Sure, the larger Royce Hall and Pauley Pavilion are also options, but Royce rents for about $15,000 and Pauley for up to $80,000 or more, which starts to make bringing in big acts for a free show prohibitively expensive.
Of course, if you simply charged students a nominal entry fee -- as is done at plenty of other schools -- that could help defray the cost. ... Unfortunately, L.A.'s status as a major market for big shows actually hurts the school.
What's known as a “60 day, 60 mile” clause is often included in artists’ contracts with venues, says Heller. The idea is that promoters want to make sure the artist doesn't play too close, too soon, so as not to draw business away from their event.
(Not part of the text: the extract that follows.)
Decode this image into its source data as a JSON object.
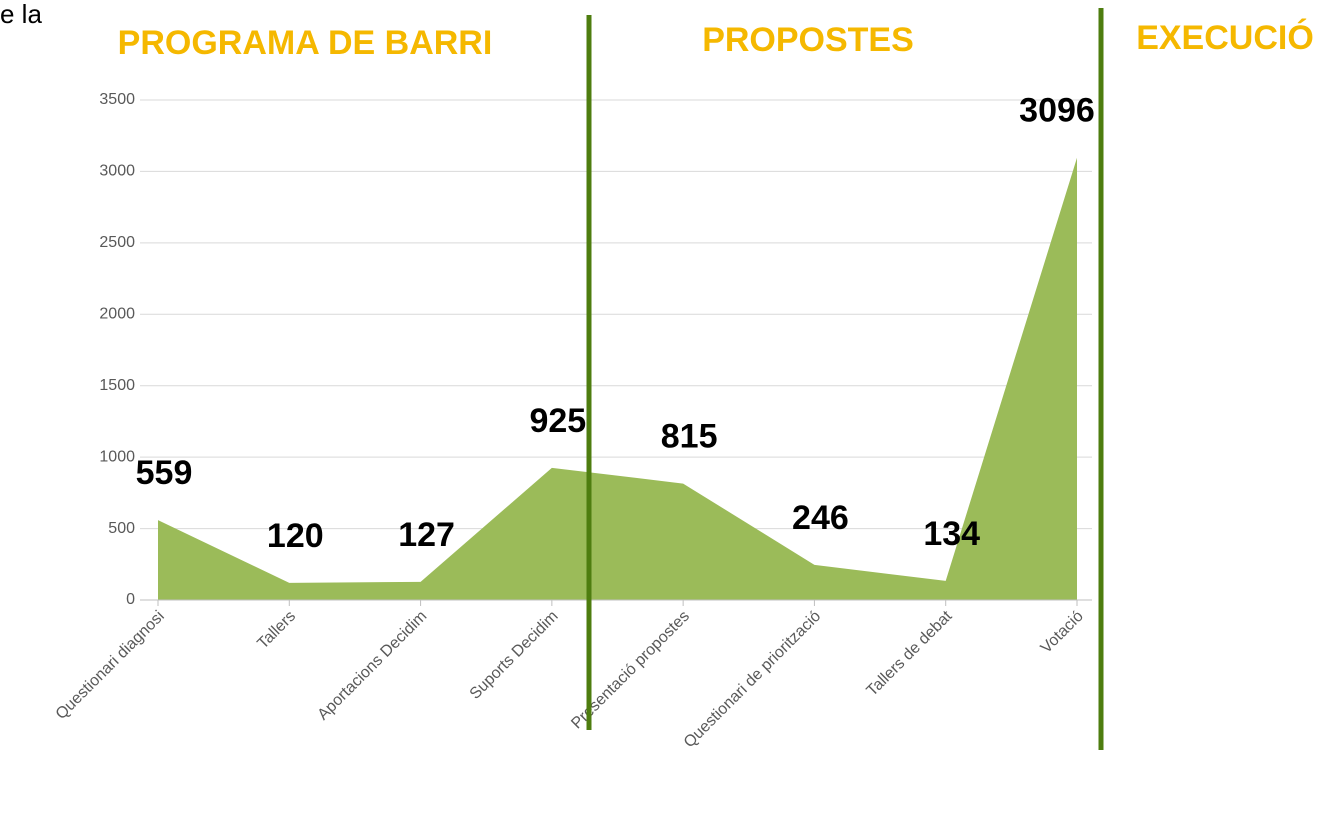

When the concert is only open to students, and free, the 60/60 rule generally doesn't apply. Unfortunately, for the reasons mentioned above, this limits the sizes of the shows.
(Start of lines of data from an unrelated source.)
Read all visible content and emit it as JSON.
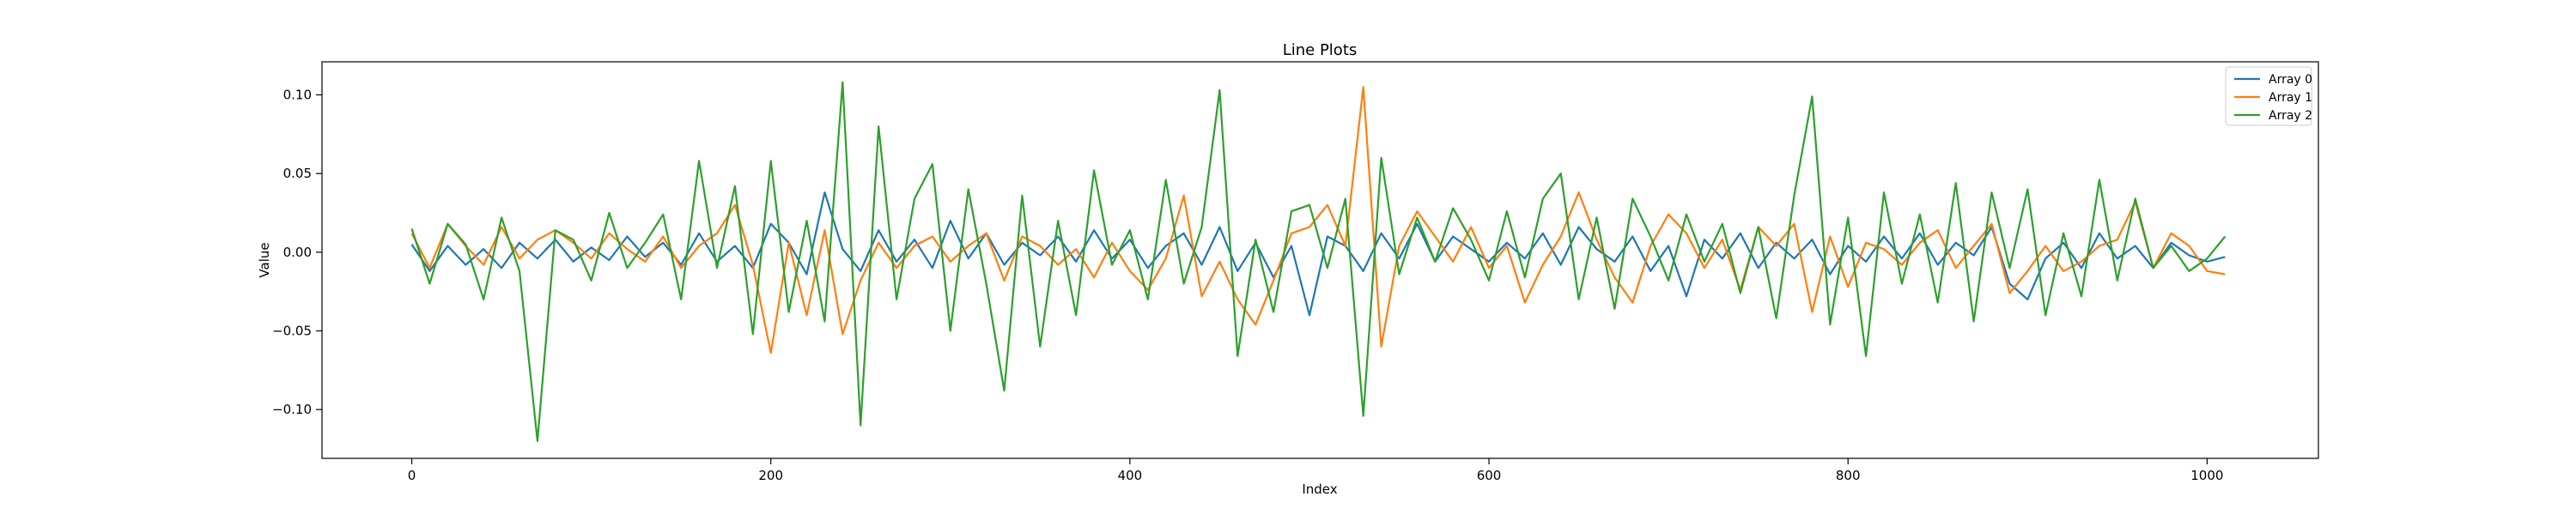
{
  "chart_data": {
    "type": "line",
    "title": "Line Plots",
    "xlabel": "Index",
    "ylabel": "Value",
    "xlim": [
      -50,
      1062
    ],
    "ylim": [
      -0.131,
      0.121
    ],
    "xticks": [
      0,
      200,
      400,
      600,
      800,
      1000
    ],
    "xtick_labels": [
      "0",
      "200",
      "400",
      "600",
      "800",
      "1000"
    ],
    "yticks": [
      -0.1,
      -0.05,
      0.0,
      0.05,
      0.1
    ],
    "ytick_labels": [
      "−0.10",
      "−0.05",
      "0.00",
      "0.05",
      "0.10"
    ],
    "grid": false,
    "legend_position": "top-right",
    "series": [
      {
        "name": "Array 0",
        "color": "#1f77b4",
        "x": [
          0,
          10,
          20,
          30,
          40,
          50,
          60,
          70,
          80,
          90,
          100,
          110,
          120,
          130,
          140,
          150,
          160,
          170,
          180,
          190,
          200,
          210,
          220,
          230,
          240,
          250,
          260,
          270,
          280,
          290,
          300,
          310,
          320,
          330,
          340,
          350,
          360,
          370,
          380,
          390,
          400,
          410,
          420,
          430,
          440,
          450,
          460,
          470,
          480,
          490,
          500,
          510,
          520,
          530,
          540,
          550,
          560,
          570,
          580,
          590,
          600,
          610,
          620,
          630,
          640,
          650,
          660,
          670,
          680,
          690,
          700,
          710,
          720,
          730,
          740,
          750,
          760,
          770,
          780,
          790,
          800,
          810,
          820,
          830,
          840,
          850,
          860,
          870,
          880,
          890,
          900,
          910,
          920,
          930,
          940,
          950,
          960,
          970,
          980,
          990,
          1000,
          1010
        ],
        "values": [
          0.005,
          -0.012,
          0.004,
          -0.008,
          0.002,
          -0.01,
          0.006,
          -0.004,
          0.008,
          -0.006,
          0.003,
          -0.005,
          0.01,
          -0.003,
          0.006,
          -0.008,
          0.012,
          -0.006,
          0.004,
          -0.01,
          0.018,
          0.006,
          -0.014,
          0.038,
          0.002,
          -0.012,
          0.014,
          -0.006,
          0.008,
          -0.01,
          0.02,
          -0.004,
          0.012,
          -0.008,
          0.006,
          -0.002,
          0.01,
          -0.006,
          0.014,
          -0.004,
          0.008,
          -0.01,
          0.004,
          0.012,
          -0.008,
          0.016,
          -0.012,
          0.006,
          -0.016,
          0.004,
          -0.04,
          0.01,
          0.004,
          -0.012,
          0.012,
          -0.004,
          0.018,
          -0.006,
          0.01,
          0.002,
          -0.006,
          0.006,
          -0.004,
          0.012,
          -0.008,
          0.016,
          0.002,
          -0.006,
          0.01,
          -0.012,
          0.004,
          -0.028,
          0.008,
          -0.004,
          0.012,
          -0.01,
          0.006,
          -0.004,
          0.008,
          -0.014,
          0.004,
          -0.006,
          0.01,
          -0.004,
          0.012,
          -0.008,
          0.006,
          -0.002,
          0.016,
          -0.02,
          -0.03,
          -0.004,
          0.006,
          -0.01,
          0.012,
          -0.004,
          0.004,
          -0.01,
          0.006,
          -0.002,
          -0.006,
          -0.003
        ]
      },
      {
        "name": "Array 1",
        "color": "#ff7f0e",
        "x": [
          0,
          10,
          20,
          30,
          40,
          50,
          60,
          70,
          80,
          90,
          100,
          110,
          120,
          130,
          140,
          150,
          160,
          170,
          180,
          190,
          200,
          210,
          220,
          230,
          240,
          250,
          260,
          270,
          280,
          290,
          300,
          310,
          320,
          330,
          340,
          350,
          360,
          370,
          380,
          390,
          400,
          410,
          420,
          430,
          440,
          450,
          460,
          470,
          480,
          490,
          500,
          510,
          520,
          530,
          540,
          550,
          560,
          570,
          580,
          590,
          600,
          610,
          620,
          630,
          640,
          650,
          660,
          670,
          680,
          690,
          700,
          710,
          720,
          730,
          740,
          750,
          760,
          770,
          780,
          790,
          800,
          810,
          820,
          830,
          840,
          850,
          860,
          870,
          880,
          890,
          900,
          910,
          920,
          930,
          940,
          950,
          960,
          970,
          980,
          990,
          1000,
          1010
        ],
        "values": [
          0.012,
          -0.01,
          0.018,
          0.004,
          -0.008,
          0.016,
          -0.004,
          0.008,
          0.014,
          0.006,
          -0.004,
          0.012,
          0.002,
          -0.006,
          0.01,
          -0.01,
          0.004,
          0.012,
          0.03,
          -0.008,
          -0.064,
          0.006,
          -0.04,
          0.014,
          -0.052,
          -0.018,
          0.006,
          -0.01,
          0.004,
          0.01,
          -0.006,
          0.004,
          0.012,
          -0.018,
          0.01,
          0.004,
          -0.008,
          0.002,
          -0.016,
          0.006,
          -0.012,
          -0.024,
          -0.004,
          0.036,
          -0.028,
          -0.006,
          -0.03,
          -0.046,
          -0.018,
          0.012,
          0.016,
          0.03,
          0.004,
          0.105,
          -0.06,
          0.004,
          0.026,
          0.01,
          -0.006,
          0.016,
          -0.01,
          0.004,
          -0.032,
          -0.008,
          0.01,
          0.038,
          0.008,
          -0.016,
          -0.032,
          0.004,
          0.024,
          0.012,
          -0.01,
          0.008,
          -0.024,
          0.016,
          0.004,
          0.018,
          -0.038,
          0.01,
          -0.022,
          0.006,
          0.002,
          -0.008,
          0.006,
          0.014,
          -0.01,
          0.004,
          0.018,
          -0.026,
          -0.012,
          0.004,
          -0.012,
          -0.006,
          0.004,
          0.008,
          0.032,
          -0.01,
          0.012,
          0.004,
          -0.012,
          -0.014
        ]
      },
      {
        "name": "Array 2",
        "color": "#2ca02c",
        "x": [
          0,
          10,
          20,
          30,
          40,
          50,
          60,
          70,
          80,
          90,
          100,
          110,
          120,
          130,
          140,
          150,
          160,
          170,
          180,
          190,
          200,
          210,
          220,
          230,
          240,
          250,
          260,
          270,
          280,
          290,
          300,
          310,
          320,
          330,
          340,
          350,
          360,
          370,
          380,
          390,
          400,
          410,
          420,
          430,
          440,
          450,
          460,
          470,
          480,
          490,
          500,
          510,
          520,
          530,
          540,
          550,
          560,
          570,
          580,
          590,
          600,
          610,
          620,
          630,
          640,
          650,
          660,
          670,
          680,
          690,
          700,
          710,
          720,
          730,
          740,
          750,
          760,
          770,
          780,
          790,
          800,
          810,
          820,
          830,
          840,
          850,
          860,
          870,
          880,
          890,
          900,
          910,
          920,
          930,
          940,
          950,
          960,
          970,
          980,
          990,
          1000,
          1010
        ],
        "values": [
          0.015,
          -0.02,
          0.018,
          0.005,
          -0.03,
          0.022,
          -0.012,
          -0.12,
          0.014,
          0.008,
          -0.018,
          0.025,
          -0.01,
          0.006,
          0.024,
          -0.03,
          0.058,
          -0.01,
          0.042,
          -0.052,
          0.058,
          -0.038,
          0.02,
          -0.044,
          0.108,
          -0.11,
          0.08,
          -0.03,
          0.034,
          0.056,
          -0.05,
          0.04,
          -0.02,
          -0.088,
          0.036,
          -0.06,
          0.02,
          -0.04,
          0.052,
          -0.008,
          0.014,
          -0.03,
          0.046,
          -0.02,
          0.016,
          0.103,
          -0.066,
          0.008,
          -0.038,
          0.026,
          0.03,
          -0.01,
          0.034,
          -0.104,
          0.06,
          -0.014,
          0.022,
          -0.006,
          0.028,
          0.008,
          -0.018,
          0.026,
          -0.016,
          0.034,
          0.05,
          -0.03,
          0.022,
          -0.036,
          0.034,
          0.01,
          -0.018,
          0.024,
          -0.006,
          0.018,
          -0.026,
          0.016,
          -0.042,
          0.036,
          0.099,
          -0.046,
          0.022,
          -0.066,
          0.038,
          -0.02,
          0.024,
          -0.032,
          0.044,
          -0.044,
          0.038,
          -0.01,
          0.04,
          -0.04,
          0.012,
          -0.028,
          0.046,
          -0.018,
          0.034,
          -0.01,
          0.004,
          -0.012,
          -0.004,
          0.01
        ]
      }
    ]
  }
}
To solve this problem, UCLA is introducing a $4 student fee to pay for better concerts. That illuminates a budgeting issue in higher education -- and indeed among human beings more generally.
That $4 is not a large fee. Even the poorest student can probably afford it. On the other hand, collectively, UCLA’s student fees are significant: more than $3,500, or about a quarter of the mandatory cost of attending UCLA for a year.
Those fees are made up of many items, each trivial individually. Only collectively do they become a major source of costs for students and their families and potentially a barrier to college access for students who don’t have an extra $3,500 lying around.
As I’ve written before, this is a common phenomenon that you see among people who have gotten themselves into financial trouble -- or, for that matter, people who are doing OK but complain that they don’t know where the money goes and can’t save for the big-ticket items they want. They consider each purchase individually, rather than in the context of a global budget, which means that they don’t make trade-offs. Instead of asking themselves “Is this what I want to spend my limited funds on, or would I rather have something else?” they ask “Can I afford this purchase on my income?” And the answer is often “Yes, I can.” The problem is that you can’t afford that purchase and the other 15 things that you can also, one by one, afford to buy on your income. This is how individual financial disasters occur, and it is also one way that college tuition is becoming a financial disaster for many families.
Colleges seem to be subject to this budget problem in spades, because until very recently, passing on all the costs to the consumer was very easy. Highly motivated coalitions get together to demand something, and eventually the byzantine, quasi-democratic institutional governance often delivers that thing, along with the associated cost. Each of these new demands -- a better gym, a new student center for underrepresented groups, fancy new buildings for alumni to put their names on (but not pay to maintain) -- generates a small individual cost per student. Over time, however, those little individual costs aggregate into college bills that grow much faster than inflation year after year, decade after decade.
If UCLA had had to treat this as a budget problem -- in other words, if they’d had to take money from something else in order to fund the concerts -- then they probably would have decided that “more famous concert headliners” are not a core part of delivering a UCLA education. But instead, they made it part of someone else’s budget problem. Someone who is probably just going to sigh and increase the student loan a bit.
Of course, this isn't the only factor causing tuition and fee inflation, but it is a factor causing tuition and fee inflation, and it is probably one of the easiest to control -- at least, from a budget perspective it is. If you’re the administrator deputized to tell the students why they can’t have a better class of pop star at their free concerts, it probably looks different.